55 NEWS – Kebijakan pemerintah mengucurkan dana sebesar Rp200 triliun ke lima bank Badan Usaha Milik Negara (BUMN) memicu pertanyaan besar: apakah suntikan dana jumbo ini akan efektif mendongkrak pertumbuhan kredit dan menggairahkan perekonomian nasional? Direktur Center of Economic and Law Studies (Celios), Bhima Yudhistira, menilai dampak kebijakan ini tidak akan serta merta signifikan.

Related Post
Dana segar tersebut didistribusikan ke Bank Mandiri (Rp55 triliun), BNI (Rp55 triliun), BRI (Rp55 triliun), BTN (Rp25 triliun), dan BSI (Rp10 triliun). Namun, efektivitas penyaluran dana ini sangat bergantung pada permintaan kredit di pasar. Data Otoritas Jasa Keuangan (OJK) menunjukkan, hingga Juli 2025, penyaluran kredit mencapai Rp8.043,2 triliun, tumbuh 7,03% secara tahunan. Meskipun tumbuh, angka ini melambat dibandingkan bulan sebelumnya.

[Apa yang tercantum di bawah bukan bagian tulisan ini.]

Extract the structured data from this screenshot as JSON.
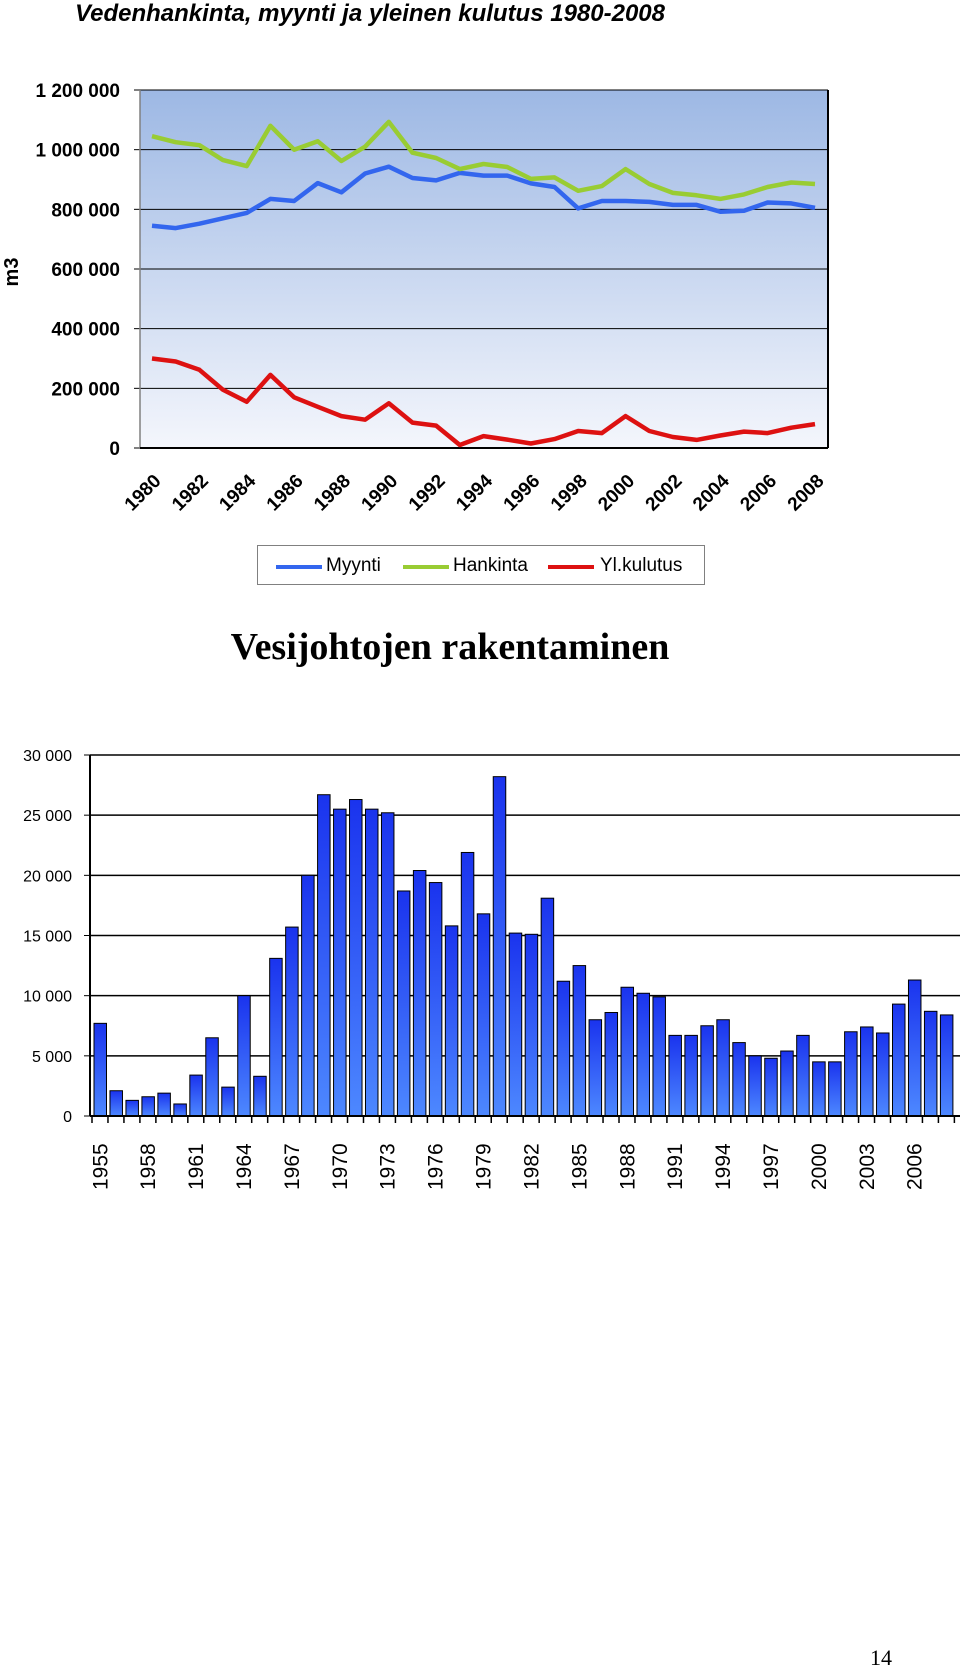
{
  "page_number": "14",
  "chart_data": [
    {
      "type": "line",
      "title": "Vedenhankinta, myynti ja yleinen kulutus 1980-2008",
      "ylabel": "m3",
      "xlabel": "",
      "ylim": [
        0,
        1200000
      ],
      "yticks": [
        0,
        200000,
        400000,
        600000,
        800000,
        1000000,
        1200000
      ],
      "ytick_labels": [
        "0",
        "200 000",
        "400 000",
        "600 000",
        "800 000",
        "1 000 000",
        "1 200 000"
      ],
      "x": [
        1980,
        1981,
        1982,
        1983,
        1984,
        1985,
        1986,
        1987,
        1988,
        1989,
        1990,
        1991,
        1992,
        1993,
        1994,
        1995,
        1996,
        1997,
        1998,
        1999,
        2000,
        2001,
        2002,
        2003,
        2004,
        2005,
        2006,
        2007,
        2008
      ],
      "xtick_labels": [
        "1980",
        "1982",
        "1984",
        "1986",
        "1988",
        "1990",
        "1992",
        "1994",
        "1996",
        "1998",
        "2000",
        "2002",
        "2004",
        "2006",
        "2008"
      ],
      "grid": true,
      "legend_position": "bottom",
      "series": [
        {
          "name": "Myynti",
          "color": "#3366ee",
          "values": [
            745000,
            737000,
            752000,
            770000,
            788000,
            835000,
            828000,
            888000,
            857000,
            920000,
            943000,
            905000,
            897000,
            922000,
            913000,
            913000,
            887000,
            875000,
            803000,
            828000,
            828000,
            825000,
            815000,
            815000,
            792000,
            795000,
            823000,
            820000,
            805000
          ]
        },
        {
          "name": "Hankinta",
          "color": "#99cc33",
          "values": [
            1045000,
            1025000,
            1015000,
            965000,
            945000,
            1080000,
            1000000,
            1028000,
            962000,
            1010000,
            1093000,
            990000,
            972000,
            935000,
            952000,
            942000,
            902000,
            907000,
            862000,
            878000,
            935000,
            885000,
            855000,
            847000,
            835000,
            850000,
            875000,
            890000,
            885000
          ]
        },
        {
          "name": "Yl.kulutus",
          "color": "#dd1111",
          "values": [
            300000,
            290000,
            262000,
            195000,
            155000,
            245000,
            170000,
            138000,
            107000,
            95000,
            150000,
            85000,
            75000,
            10000,
            40000,
            28000,
            15000,
            30000,
            57000,
            50000,
            107000,
            57000,
            37000,
            27000,
            42000,
            55000,
            50000,
            68000,
            80000
          ]
        }
      ]
    },
    {
      "type": "bar",
      "title": "Vesijohtojen rakentaminen",
      "xlabel": "",
      "ylabel": "",
      "ylim": [
        0,
        30000
      ],
      "yticks": [
        0,
        5000,
        10000,
        15000,
        20000,
        25000,
        30000
      ],
      "ytick_labels": [
        "0",
        "5 000",
        "10 000",
        "15 000",
        "20 000",
        "25 000",
        "30 000"
      ],
      "categories": [
        1955,
        1956,
        1957,
        1958,
        1959,
        1960,
        1961,
        1962,
        1963,
        1964,
        1965,
        1966,
        1967,
        1968,
        1969,
        1970,
        1971,
        1972,
        1973,
        1974,
        1975,
        1976,
        1977,
        1978,
        1979,
        1980,
        1981,
        1982,
        1983,
        1984,
        1985,
        1986,
        1987,
        1988,
        1989,
        1990,
        1991,
        1992,
        1993,
        1994,
        1995,
        1996,
        1997,
        1998,
        1999,
        2000,
        2001,
        2002,
        2003,
        2004,
        2005,
        2006,
        2007,
        2008
      ],
      "xtick_labels": [
        "1955",
        "1958",
        "1961",
        "1964",
        "1967",
        "1970",
        "1973",
        "1976",
        "1979",
        "1982",
        "1985",
        "1988",
        "1991",
        "1994",
        "1997",
        "2000",
        "2003",
        "2006"
      ],
      "grid": true,
      "color": "#2244ee",
      "values": [
        7700,
        2100,
        1300,
        1600,
        1900,
        1000,
        3400,
        6500,
        2400,
        10000,
        3300,
        13100,
        15700,
        20000,
        26700,
        25500,
        26300,
        25500,
        25200,
        18700,
        20400,
        19400,
        15800,
        21900,
        16800,
        28200,
        15200,
        15100,
        18100,
        11200,
        12500,
        8000,
        8600,
        10700,
        10200,
        9900,
        6700,
        6700,
        7500,
        8000,
        6100,
        5000,
        4800,
        5400,
        6700,
        4500,
        4500,
        7000,
        7400,
        6900,
        9300,
        11300,
        8700,
        8400
      ]
    }
  ]
}
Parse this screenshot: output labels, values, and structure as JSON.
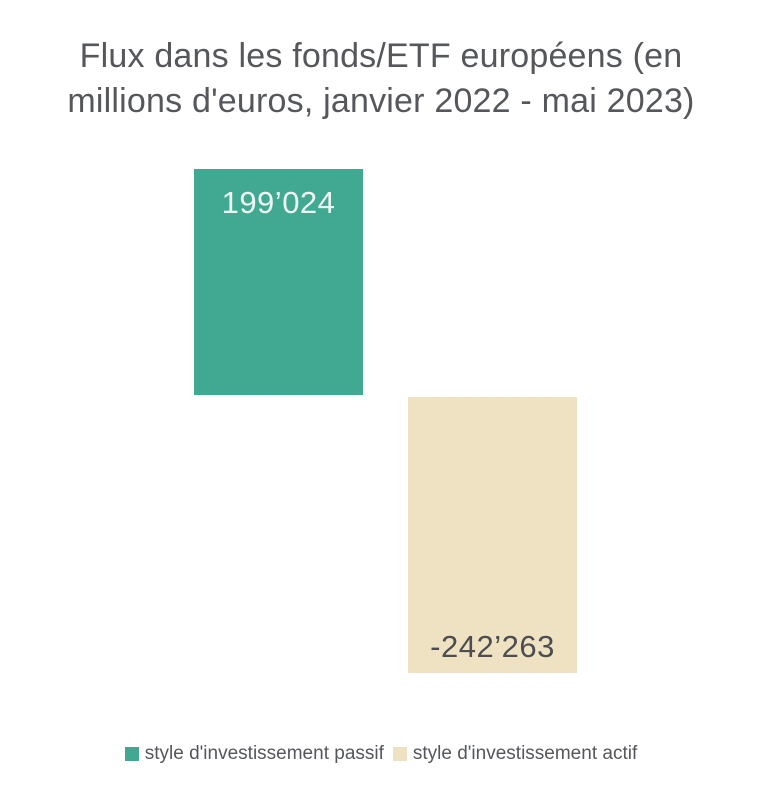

"Likuiditas masuk ke bank Himbara dari skema Rp200 triliun, tapi yang jadi pertanyaan apa permintaan kreditnya naik signifikan? Ini tergantung dari beberapa faktor, daya beli masyarakat, kepercayaan dunia usaha dan kebijakan pajak," ujar Bhima kepada 55tv.co.id.
Perlambatan pertumbuhan kredit mencerminkan melemahnya daya beli masyarakat. Pelaku usaha cenderung menahan diri untuk melakukan ekspansi di tengah tekanan daya beli dan kebijakan pajak yang ada. Oleh karena itu, Bhima menekankan bahwa sekadar menempatkan dana di bank BUMN tidaklah cukup.
Menurutnya, diperlukan stimulus fiskal tambahan untuk memicu aktivitas konsumsi masyarakat. Salah satu langkah yang bisa diambil adalah menurunkan Pajak Pertambahan Nilai (PPN) dari 11% menjadi 8%. Langkah ini diyakini dapat mendorong geliat ekonomi di tingkat masyarakat.